There were a few big questions about ongoings in the Cincinnati Reds farm system this year, but one of them revolved around Hunter Greene. The Reds #2 overall pick in the 2017 Major League Baseball draft seemed like he was heading to Dayton by all reports. The bigger question wasn’t where he’d show up, but when? At just 18-years-old there would understandably be some caution on pitching him in the cold month of April in the Midwest League, where I’ve personally stood in the photo well while it’s been snowing before. And there’s also the organization wanting to be cautious with the workload of innings that they will put on his arm at such a young age.
I was able to confirm early this evening, and then as I was typing that first paragraph, it seemed that Hunter Greene confirmed it himself in a tweet, that he will begin the year in Dayton with the Dragons when they begin their season. It was early in spring training where Greene had mentioned he was hoping to begin the year with Dayton rather than hang back in extended spring training. It appears that he will be getting that wish.
As mentioned in the first paragraph, it’s going to be a season in which the Cincinnati Reds will want to control how many innings that are put on Hunter Greene’s arm. He’s not just young, but he’s very young. The right handed pitcher will be younger than some of the high school players selected in the upcoming draft. Over the last few seasons, teams – and not just the Reds – have pretty much kept high school pitchers in their first full season under 100.0 innings for the entire first season.
In the 2016 draft there were nine high school pitchers taken in the first round. All of them were at least 19-years-old when they played last season. Only one of them topped 100.0 innings – the Braves Joey Wentz. He threw 131.2 innings. Only two others topped 83.0 innings. In the 2015 draft it was more of the same. Of the eight pitchers taken in the 1st round from the high school ranks two guys topped 100.0 innings. The Braves Mike Soroka threw 143.0 innings, suggesting that the Braves are working on a different plan of bringing along young pitchers than other organizations are. Jake Woodford of the Cardinals threw 108.2 innings. Worth noting that the Braves did also draft Kolby Allard in 2015, and like Greene, he was a 17-year-old when selected. They limited him to 87.2 innings that first full season as a professional.
How will the Reds monitor Hunter Greene’s innings in 2018?
While I haven’t spoken to anyone with the Reds regarding a specific plan for Hunter Greene, the same people are in charge that have been for the last few years. And that group has been cautious with young pitchers. I’d be very surprised if they allowed Greene to throw more than 100.0 innings on the season. With a 140 game schedule in Dayton, and with a 5-man rotation, going every 5th game would mean 28 starts. That’s unlikely to happen. The organization will likely use a few off days to skip a start here or there, then try to use the All-Star break to push back a start.

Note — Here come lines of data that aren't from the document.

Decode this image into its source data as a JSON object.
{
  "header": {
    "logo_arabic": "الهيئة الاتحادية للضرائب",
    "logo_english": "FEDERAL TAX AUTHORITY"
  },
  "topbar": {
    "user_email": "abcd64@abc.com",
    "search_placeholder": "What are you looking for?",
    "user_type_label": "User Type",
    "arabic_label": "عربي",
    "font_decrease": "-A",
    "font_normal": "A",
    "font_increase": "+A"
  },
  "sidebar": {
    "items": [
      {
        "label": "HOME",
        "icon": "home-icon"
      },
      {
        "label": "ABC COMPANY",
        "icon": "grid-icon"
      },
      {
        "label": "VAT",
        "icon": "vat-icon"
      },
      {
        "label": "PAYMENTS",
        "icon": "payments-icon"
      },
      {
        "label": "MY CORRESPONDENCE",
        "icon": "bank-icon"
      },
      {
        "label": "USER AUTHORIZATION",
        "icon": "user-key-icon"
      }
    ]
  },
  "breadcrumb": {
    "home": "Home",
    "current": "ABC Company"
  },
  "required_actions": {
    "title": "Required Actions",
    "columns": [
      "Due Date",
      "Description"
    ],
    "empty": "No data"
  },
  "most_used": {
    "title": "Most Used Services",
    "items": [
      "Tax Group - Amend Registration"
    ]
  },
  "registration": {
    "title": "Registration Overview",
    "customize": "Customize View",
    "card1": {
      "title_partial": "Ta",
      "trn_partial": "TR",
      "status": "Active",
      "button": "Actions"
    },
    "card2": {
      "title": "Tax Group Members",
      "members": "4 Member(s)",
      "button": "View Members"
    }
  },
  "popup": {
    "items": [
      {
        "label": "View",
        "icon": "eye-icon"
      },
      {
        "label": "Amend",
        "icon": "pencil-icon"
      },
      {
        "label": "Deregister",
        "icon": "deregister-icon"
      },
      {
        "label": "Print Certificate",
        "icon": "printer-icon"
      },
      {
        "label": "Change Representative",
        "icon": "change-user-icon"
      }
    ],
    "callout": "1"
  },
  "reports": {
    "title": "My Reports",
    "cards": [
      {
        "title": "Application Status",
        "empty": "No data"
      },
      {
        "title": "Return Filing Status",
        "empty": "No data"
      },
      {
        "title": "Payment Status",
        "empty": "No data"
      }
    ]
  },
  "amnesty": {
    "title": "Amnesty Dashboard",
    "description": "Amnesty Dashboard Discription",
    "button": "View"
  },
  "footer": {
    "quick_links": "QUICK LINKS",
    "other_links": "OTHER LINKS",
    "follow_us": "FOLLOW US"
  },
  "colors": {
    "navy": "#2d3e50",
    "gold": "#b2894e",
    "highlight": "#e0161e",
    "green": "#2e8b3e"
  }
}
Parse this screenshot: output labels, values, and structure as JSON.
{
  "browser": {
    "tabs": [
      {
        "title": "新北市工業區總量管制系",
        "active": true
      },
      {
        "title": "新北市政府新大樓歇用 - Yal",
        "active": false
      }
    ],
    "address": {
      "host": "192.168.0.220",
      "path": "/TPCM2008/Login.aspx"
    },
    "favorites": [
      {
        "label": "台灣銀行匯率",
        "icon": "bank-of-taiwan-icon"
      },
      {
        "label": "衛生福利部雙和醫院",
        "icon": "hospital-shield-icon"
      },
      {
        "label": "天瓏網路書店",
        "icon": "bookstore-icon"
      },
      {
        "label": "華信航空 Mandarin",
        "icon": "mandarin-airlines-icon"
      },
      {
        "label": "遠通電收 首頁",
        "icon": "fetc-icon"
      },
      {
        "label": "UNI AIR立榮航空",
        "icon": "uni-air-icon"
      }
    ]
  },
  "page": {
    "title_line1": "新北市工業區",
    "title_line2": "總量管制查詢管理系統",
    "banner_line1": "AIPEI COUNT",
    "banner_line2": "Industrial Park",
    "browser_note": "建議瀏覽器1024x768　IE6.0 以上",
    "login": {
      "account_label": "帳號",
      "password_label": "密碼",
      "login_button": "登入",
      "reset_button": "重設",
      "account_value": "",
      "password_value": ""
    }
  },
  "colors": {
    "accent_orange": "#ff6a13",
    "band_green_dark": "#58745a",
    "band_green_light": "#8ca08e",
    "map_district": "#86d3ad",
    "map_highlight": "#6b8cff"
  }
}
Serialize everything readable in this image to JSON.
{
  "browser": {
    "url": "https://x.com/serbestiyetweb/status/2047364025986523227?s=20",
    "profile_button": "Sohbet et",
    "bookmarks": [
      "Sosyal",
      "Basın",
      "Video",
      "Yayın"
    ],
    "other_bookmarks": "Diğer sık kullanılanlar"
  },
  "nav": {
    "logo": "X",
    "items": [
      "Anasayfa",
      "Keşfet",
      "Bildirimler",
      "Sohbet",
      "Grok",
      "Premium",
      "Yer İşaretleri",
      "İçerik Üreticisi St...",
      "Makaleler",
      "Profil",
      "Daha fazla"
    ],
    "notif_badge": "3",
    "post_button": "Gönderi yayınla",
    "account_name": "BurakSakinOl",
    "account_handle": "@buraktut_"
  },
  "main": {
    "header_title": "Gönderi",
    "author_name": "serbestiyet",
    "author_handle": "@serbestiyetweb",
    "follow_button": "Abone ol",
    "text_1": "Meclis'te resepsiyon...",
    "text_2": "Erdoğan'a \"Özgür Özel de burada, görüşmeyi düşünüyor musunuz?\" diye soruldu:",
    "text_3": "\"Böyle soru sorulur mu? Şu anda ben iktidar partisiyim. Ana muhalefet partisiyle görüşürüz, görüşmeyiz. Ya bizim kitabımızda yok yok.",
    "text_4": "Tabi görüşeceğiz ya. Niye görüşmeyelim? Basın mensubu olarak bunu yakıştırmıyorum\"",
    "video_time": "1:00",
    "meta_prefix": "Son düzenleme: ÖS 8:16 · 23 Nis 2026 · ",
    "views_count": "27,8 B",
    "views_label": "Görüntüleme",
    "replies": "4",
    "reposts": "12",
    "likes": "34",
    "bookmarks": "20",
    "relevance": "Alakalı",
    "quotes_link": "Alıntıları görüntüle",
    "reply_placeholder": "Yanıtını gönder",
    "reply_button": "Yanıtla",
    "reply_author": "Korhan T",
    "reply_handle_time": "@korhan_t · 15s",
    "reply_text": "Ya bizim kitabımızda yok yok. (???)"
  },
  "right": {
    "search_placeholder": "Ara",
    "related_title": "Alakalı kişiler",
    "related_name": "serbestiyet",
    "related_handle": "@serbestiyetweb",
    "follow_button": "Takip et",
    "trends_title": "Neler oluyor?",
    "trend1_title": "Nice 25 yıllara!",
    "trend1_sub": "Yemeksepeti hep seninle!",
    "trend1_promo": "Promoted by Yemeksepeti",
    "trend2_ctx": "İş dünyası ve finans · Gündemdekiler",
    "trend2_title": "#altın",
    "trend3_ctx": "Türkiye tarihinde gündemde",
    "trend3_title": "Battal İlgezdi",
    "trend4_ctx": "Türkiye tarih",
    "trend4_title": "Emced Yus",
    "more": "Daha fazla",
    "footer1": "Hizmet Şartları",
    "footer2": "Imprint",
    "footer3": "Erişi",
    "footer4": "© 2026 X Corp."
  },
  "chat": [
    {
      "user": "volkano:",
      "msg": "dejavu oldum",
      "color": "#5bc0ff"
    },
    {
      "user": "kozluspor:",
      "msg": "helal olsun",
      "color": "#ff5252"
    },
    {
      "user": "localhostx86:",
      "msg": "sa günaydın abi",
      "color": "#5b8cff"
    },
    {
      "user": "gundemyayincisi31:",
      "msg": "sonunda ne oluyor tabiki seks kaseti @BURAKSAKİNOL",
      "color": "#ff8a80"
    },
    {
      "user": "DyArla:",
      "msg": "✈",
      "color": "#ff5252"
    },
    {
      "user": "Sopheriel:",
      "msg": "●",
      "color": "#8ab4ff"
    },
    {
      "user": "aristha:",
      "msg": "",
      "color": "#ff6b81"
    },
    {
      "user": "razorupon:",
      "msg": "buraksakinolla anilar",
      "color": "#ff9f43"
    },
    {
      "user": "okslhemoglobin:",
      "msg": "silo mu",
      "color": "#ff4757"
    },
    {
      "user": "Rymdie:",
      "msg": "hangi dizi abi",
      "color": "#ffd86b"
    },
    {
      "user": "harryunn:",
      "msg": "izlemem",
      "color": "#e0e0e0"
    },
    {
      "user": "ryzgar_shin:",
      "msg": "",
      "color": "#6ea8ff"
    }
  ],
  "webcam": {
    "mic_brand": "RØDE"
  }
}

On top of getting creative with limiting the starts from a full-season of 28 to something closer to 20, the team will also likely look at limiting the number of innings within those starts. While innings are one way to track things, pitches come into play as well. There could be nights where 6.0 innings can be a breeze, while 4.0 innings could require the same number of pitches and be a struggle. How the Reds go about controlling all of this is going to be very interesting.